Irinéia destaca que a maioria dos moradores da TI tem de trabalhar em fazendas para garantir o sustento da família. Muitos se mudam temporariamente para outro estado, contratados para o período de colheita. “Meu marido, por exemplo, fica 70 dias fora e volta. Depois fica mais dois meses longe”.

Diante desse cenário, as crianças dependem da escola para aprender sobre os saberes ancestrais. “Uma das nossas principais lutas é perpetuar a herança cultural, como fala, canto e escrita”, afirma Creides. Junto a outras educadoras, ela liderou a confecção e lançamento de dois livros em tupi-guarani, um sobre gramática e outro sobre a mitologia indígena da criação do mundo. “Dos 103 moradores da aldeia Nimuendajú, metade fala tupi-guarani e metade entende ou tem algum tipo de proximidade. Queremos aprimorar o ensino formal da língua”.

Os ensinamentos vão além da sala de aula.
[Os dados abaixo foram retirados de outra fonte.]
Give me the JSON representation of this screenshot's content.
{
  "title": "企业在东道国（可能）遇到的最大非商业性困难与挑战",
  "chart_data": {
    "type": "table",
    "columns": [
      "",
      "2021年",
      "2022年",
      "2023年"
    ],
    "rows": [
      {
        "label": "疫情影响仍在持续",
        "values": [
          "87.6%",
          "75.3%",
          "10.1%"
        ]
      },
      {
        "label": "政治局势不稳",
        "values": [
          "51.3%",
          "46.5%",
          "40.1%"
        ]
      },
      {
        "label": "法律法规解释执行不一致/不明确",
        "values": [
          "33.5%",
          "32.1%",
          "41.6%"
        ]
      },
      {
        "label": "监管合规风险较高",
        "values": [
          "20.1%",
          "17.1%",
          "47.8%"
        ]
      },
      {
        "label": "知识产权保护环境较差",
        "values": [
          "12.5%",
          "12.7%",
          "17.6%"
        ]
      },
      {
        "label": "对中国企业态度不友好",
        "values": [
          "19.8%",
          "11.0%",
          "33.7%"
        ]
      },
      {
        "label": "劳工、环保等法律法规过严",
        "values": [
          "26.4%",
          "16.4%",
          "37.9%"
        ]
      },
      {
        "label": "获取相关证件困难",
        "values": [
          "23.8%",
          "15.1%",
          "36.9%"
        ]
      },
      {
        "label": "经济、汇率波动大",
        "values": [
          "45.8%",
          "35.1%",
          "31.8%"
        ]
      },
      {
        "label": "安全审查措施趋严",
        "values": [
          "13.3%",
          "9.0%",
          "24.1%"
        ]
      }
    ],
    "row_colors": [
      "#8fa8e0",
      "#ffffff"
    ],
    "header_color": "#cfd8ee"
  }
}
A aldeia abriga o Centro Cultural Claudio Marcolino Osório, espaço onde uma vez por semana, às sextas-feiras, alunos deixam a sala de aula para aprender com os mais velhos a preservar suas tradições e costumes. “No Centro Cultural, eles andam pelo mato, cantam, comem tatu feito com preparo típico, montam armadilha de caça”, relata Creides. “É importante vivenciar esses momentos que não fazem parte do dia a dia por conta da correria dos pais”.

Um dos principais objetivos desse trabalho é fazer os alunos se apropriarem do território. Creides divide essa experiência com as educadoras das outras aldeias. “Eles precisam se reconhecer como indígenas para lutar pelo seu espaço, por sua terra”.